Adalah sebuah tantangan untuk bercerita nostalgia humor di bulan ramadan.
Paling senang kalau zaman anak-anak dulu saat puasa diajak main berenang di sungai muara namanya. Sebuah sungai yang dibendung sehingga genangan airnya cukup dalam, bisa digunakan untuk mandi, berenang, permainan loncat-loncatan, paparahuan. Kadang bisa juga untuk kerja bakti rame-rame mencuci tikar masjid di muara ini.
Kenapa renang ini menyenangkan ?, bukan saja karena permainannya, tetapi tidak sengaja, iya tidak sengaja...!, ada saja air yang ketelan untuk menghilangkan rasa haus.... xixixi.
Ya nostalgia, karena kalau sekarang sudah tidak sesuai dengan umur lagi. Lebih zaim untuk menjalankan puasa dengan baik dan benar. Setidaknya tidak ada akal-akalan untuk mandi di kolam renang saat puasa.... xixixi.
Banyak sekali sih cerita pada masa kecil itu, apalagi cerita humor tapi tidak enak untuk dituliskan karena menyangkut nama baik orang-orang yang sudah tua atau bahkan sudah tiada.
Yaaaa, paling kelakuan sendiri saja yang bisa diceritakan, agar kekusuan puasanya tidak batal sebagai ajang pengakuan kesalahan masa lalu.... xixixi.
Ada hikmah yang bisa kita petik dari kelakuan masa anak-anak itu yang sebagian kadang lucu untuk dikenang. Seperti ngaku masih puasa tapi sebenarnya saat adzan dzuhur minum segelas air, kalau kepentok ketahuan ya, ngaku saja kirain adzan magrib, karena pura-pura bagun tidur siang, xixixi. Â Atau kaya tadi main renang tapi ada saja air yang ketelan.

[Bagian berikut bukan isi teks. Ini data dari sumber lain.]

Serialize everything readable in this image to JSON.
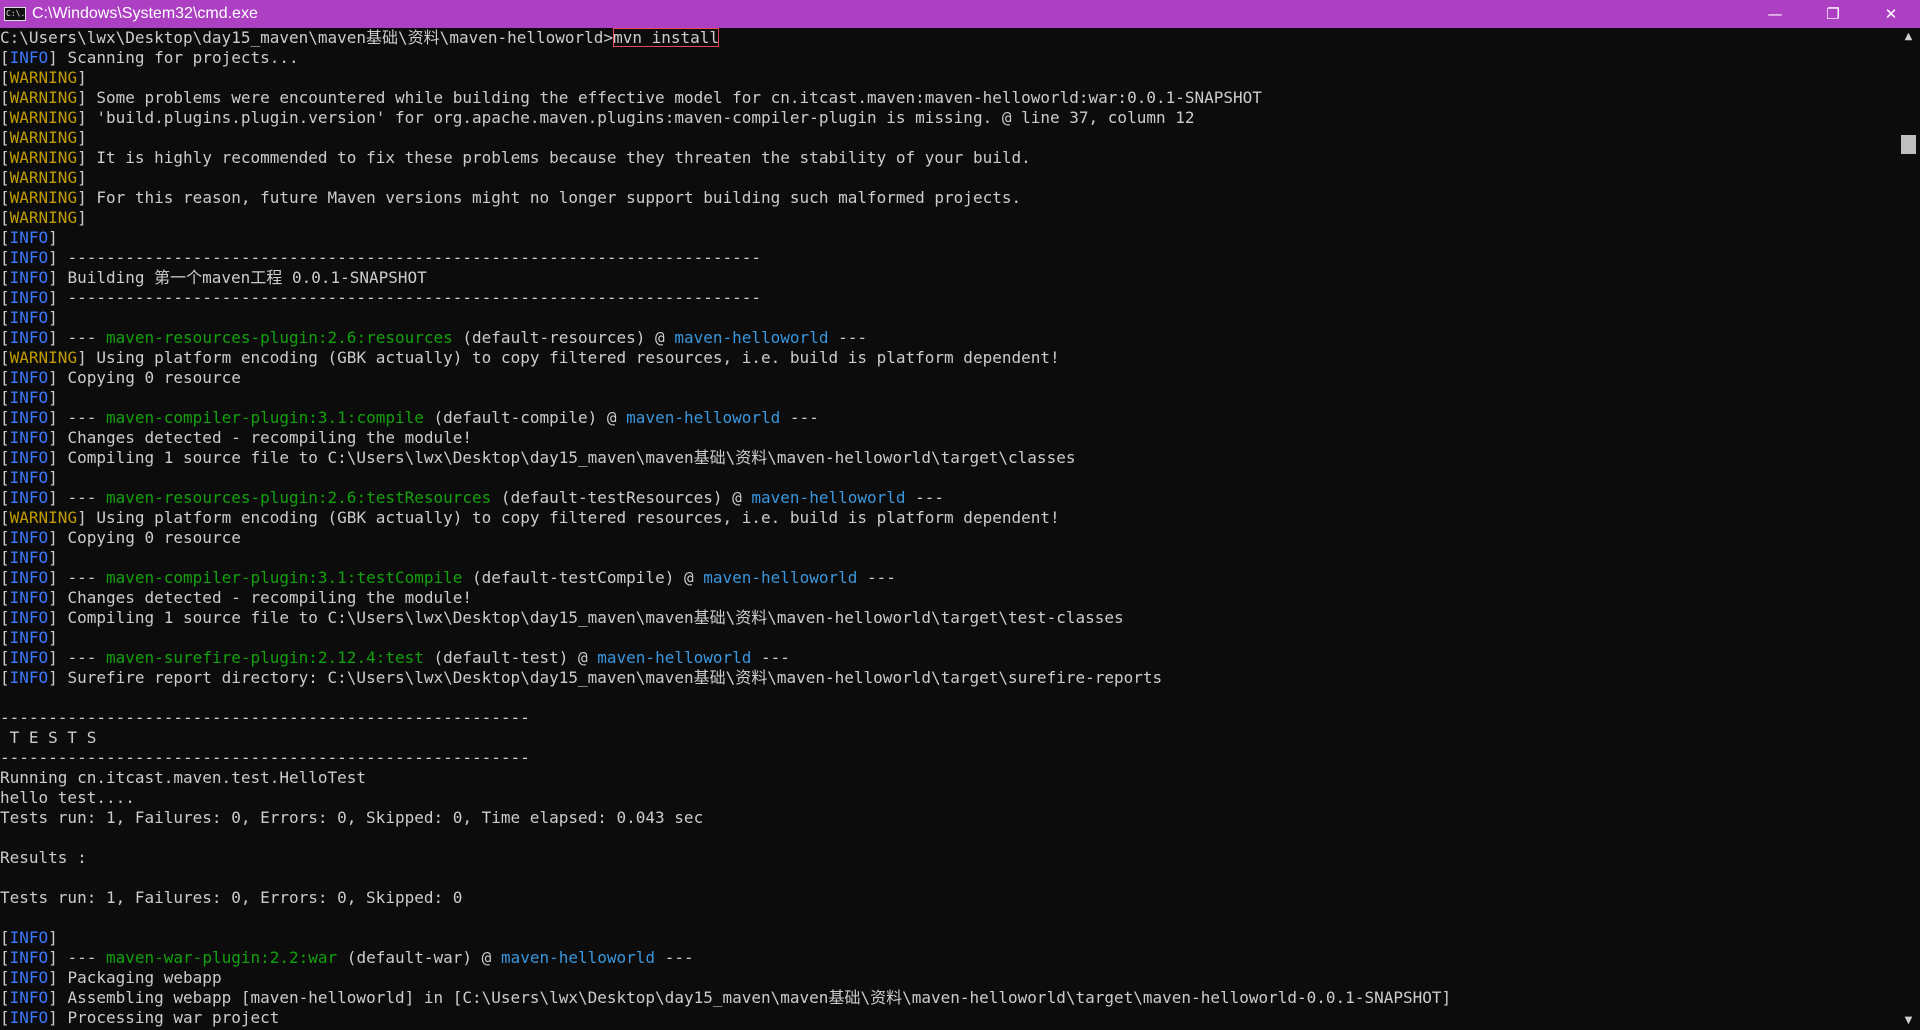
{
  "window": {
    "title": "C:\\Windows\\System32\\cmd.exe",
    "icon_name": "cmd-app-icon",
    "icon_text": "C:\\.",
    "minimize_glyph": "—",
    "maximize_glyph": "❐",
    "close_glyph": "✕",
    "title_bar_color": "#ad3fc3"
  },
  "terminal": {
    "prompt": "C:\\Users\\lwx\\Desktop\\day15_maven\\maven基础\\资料\\maven-helloworld>",
    "command": "mvn install",
    "lines": [
      {
        "tag": "INFO",
        "segs": [
          {
            "t": " Scanning for projects..."
          }
        ]
      },
      {
        "tag": "WARNING",
        "segs": []
      },
      {
        "tag": "WARNING",
        "segs": [
          {
            "t": " Some problems were encountered while building the effective model for cn.itcast.maven:maven-helloworld:war:0.0.1-SNAPSHOT"
          }
        ]
      },
      {
        "tag": "WARNING",
        "segs": [
          {
            "t": " 'build.plugins.plugin.version' for org.apache.maven.plugins:maven-compiler-plugin is missing. @ line 37, column 12"
          }
        ]
      },
      {
        "tag": "WARNING",
        "segs": []
      },
      {
        "tag": "WARNING",
        "segs": [
          {
            "t": " It is highly recommended to fix these problems because they threaten the stability of your build."
          }
        ]
      },
      {
        "tag": "WARNING",
        "segs": []
      },
      {
        "tag": "WARNING",
        "segs": [
          {
            "t": " For this reason, future Maven versions might no longer support building such malformed projects."
          }
        ]
      },
      {
        "tag": "WARNING",
        "segs": []
      },
      {
        "tag": "INFO",
        "segs": []
      },
      {
        "tag": "INFO",
        "segs": [
          {
            "t": " ------------------------------------------------------------------------"
          }
        ]
      },
      {
        "tag": "INFO",
        "segs": [
          {
            "t": " Building 第一个maven工程 0.0.1-SNAPSHOT"
          }
        ]
      },
      {
        "tag": "INFO",
        "segs": [
          {
            "t": " ------------------------------------------------------------------------"
          }
        ]
      },
      {
        "tag": "INFO",
        "segs": []
      },
      {
        "tag": "INFO",
        "segs": [
          {
            "t": " --- "
          },
          {
            "t": "maven-resources-plugin:2.6:resources",
            "c": "g"
          },
          {
            "t": " (default-resources) @ "
          },
          {
            "t": "maven-helloworld",
            "c": "c"
          },
          {
            "t": " ---"
          }
        ]
      },
      {
        "tag": "WARNING",
        "segs": [
          {
            "t": " Using platform encoding (GBK actually) to copy filtered resources, i.e. build is platform dependent!"
          }
        ]
      },
      {
        "tag": "INFO",
        "segs": [
          {
            "t": " Copying 0 resource"
          }
        ]
      },
      {
        "tag": "INFO",
        "segs": []
      },
      {
        "tag": "INFO",
        "segs": [
          {
            "t": " --- "
          },
          {
            "t": "maven-compiler-plugin:3.1:compile",
            "c": "g"
          },
          {
            "t": " (default-compile) @ "
          },
          {
            "t": "maven-helloworld",
            "c": "c"
          },
          {
            "t": " ---"
          }
        ]
      },
      {
        "tag": "INFO",
        "segs": [
          {
            "t": " Changes detected - recompiling the module!"
          }
        ]
      },
      {
        "tag": "INFO",
        "segs": [
          {
            "t": " Compiling 1 source file to C:\\Users\\lwx\\Desktop\\day15_maven\\maven基础\\资料\\maven-helloworld\\target\\classes"
          }
        ]
      },
      {
        "tag": "INFO",
        "segs": []
      },
      {
        "tag": "INFO",
        "segs": [
          {
            "t": " --- "
          },
          {
            "t": "maven-resources-plugin:2.6:testResources",
            "c": "g"
          },
          {
            "t": " (default-testResources) @ "
          },
          {
            "t": "maven-helloworld",
            "c": "c"
          },
          {
            "t": " ---"
          }
        ]
      },
      {
        "tag": "WARNING",
        "segs": [
          {
            "t": " Using platform encoding (GBK actually) to copy filtered resources, i.e. build is platform dependent!"
          }
        ]
      },
      {
        "tag": "INFO",
        "segs": [
          {
            "t": " Copying 0 resource"
          }
        ]
      },
      {
        "tag": "INFO",
        "segs": []
      },
      {
        "tag": "INFO",
        "segs": [
          {
            "t": " --- "
          },
          {
            "t": "maven-compiler-plugin:3.1:testCompile",
            "c": "g"
          },
          {
            "t": " (default-testCompile) @ "
          },
          {
            "t": "maven-helloworld",
            "c": "c"
          },
          {
            "t": " ---"
          }
        ]
      },
      {
        "tag": "INFO",
        "segs": [
          {
            "t": " Changes detected - recompiling the module!"
          }
        ]
      },
      {
        "tag": "INFO",
        "segs": [
          {
            "t": " Compiling 1 source file to C:\\Users\\lwx\\Desktop\\day15_maven\\maven基础\\资料\\maven-helloworld\\target\\test-classes"
          }
        ]
      },
      {
        "tag": "INFO",
        "segs": []
      },
      {
        "tag": "INFO",
        "segs": [
          {
            "t": " --- "
          },
          {
            "t": "maven-surefire-plugin:2.12.4:test",
            "c": "g"
          },
          {
            "t": " (default-test) @ "
          },
          {
            "t": "maven-helloworld",
            "c": "c"
          },
          {
            "t": " ---"
          }
        ]
      },
      {
        "tag": "INFO",
        "segs": [
          {
            "t": " Surefire report directory: C:\\Users\\lwx\\Desktop\\day15_maven\\maven基础\\资料\\maven-helloworld\\target\\surefire-reports"
          }
        ]
      },
      {
        "tag": "",
        "segs": []
      },
      {
        "tag": "",
        "segs": [
          {
            "t": "-------------------------------------------------------"
          }
        ]
      },
      {
        "tag": "",
        "segs": [
          {
            "t": " T E S T S"
          }
        ]
      },
      {
        "tag": "",
        "segs": [
          {
            "t": "-------------------------------------------------------"
          }
        ]
      },
      {
        "tag": "",
        "segs": [
          {
            "t": "Running cn.itcast.maven.test.HelloTest"
          }
        ]
      },
      {
        "tag": "",
        "segs": [
          {
            "t": "hello test...."
          }
        ]
      },
      {
        "tag": "",
        "segs": [
          {
            "t": "Tests run: 1, Failures: 0, Errors: 0, Skipped: 0, Time elapsed: 0.043 sec"
          }
        ]
      },
      {
        "tag": "",
        "segs": []
      },
      {
        "tag": "",
        "segs": [
          {
            "t": "Results :"
          }
        ]
      },
      {
        "tag": "",
        "segs": []
      },
      {
        "tag": "",
        "segs": [
          {
            "t": "Tests run: 1, Failures: 0, Errors: 0, Skipped: 0"
          }
        ]
      },
      {
        "tag": "",
        "segs": []
      },
      {
        "tag": "INFO",
        "segs": []
      },
      {
        "tag": "INFO",
        "segs": [
          {
            "t": " --- "
          },
          {
            "t": "maven-war-plugin:2.2:war",
            "c": "g"
          },
          {
            "t": " (default-war) @ "
          },
          {
            "t": "maven-helloworld",
            "c": "c"
          },
          {
            "t": " ---"
          }
        ]
      },
      {
        "tag": "INFO",
        "segs": [
          {
            "t": " Packaging webapp"
          }
        ]
      },
      {
        "tag": "INFO",
        "segs": [
          {
            "t": " Assembling webapp [maven-helloworld] in [C:\\Users\\lwx\\Desktop\\day15_maven\\maven基础\\资料\\maven-helloworld\\target\\maven-helloworld-0.0.1-SNAPSHOT]"
          }
        ]
      },
      {
        "tag": "INFO",
        "segs": [
          {
            "t": " Processing war project"
          }
        ]
      }
    ]
  },
  "scrollbar": {
    "up_glyph": "▲",
    "down_glyph": "▼"
  }
}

Namanya juga anak-anak, ya begitu belum baligh kayanya. Masih terbawa sifat buruk, egois, gak mau kalah, mudah tersinggung, ngambek ngak bicara, bohong puasa dan lain sebagainya.
Tapi kondisi seperti ini wajar dialami oleh sebagian orang, karena proses perkembangan kedewasaan. Dimulai dari sifat-sifat buruk terlebih dahulu, kemudian berkembang menjadi dewasa untuk memilih sifat yang terbaik. Sehingga lahirlah orang-orang arif bijaksana seperti bapak dan ibu para pembaca setia kompasiana, kalau penulis sih masih belajar terus... xixixi.
Tapi bagaimana kalau sampai tua sifat buruk tersebut masih saja ada menguasai siapa saja. Ini juga wajar juga dialami sebagian orang yang barangkali dirinya tidak menyadari bahwa segala sifat buruknya tersebut seharusnya bisa habis waktu masa kecilnya. Barangkali selama masa perkembangnya tidak mengalami berbagai latihan atau kesulitan hidup.
Hanya melawati berbagai tempaanlah sifat-sifat buruk itu bisa lebih dikendalikan. Lewat penderitaanlah setiap jiwa akan mempertimbangkan segala yang ada dalam potensi dirinya. Sehingga tuntunan kedewasaanya memilih sifat-sifat yang terbaik.
Saya Hanif Ahmad kompasianer dari Sukabumi, salam humor ramadan bernostalgia.....!!!.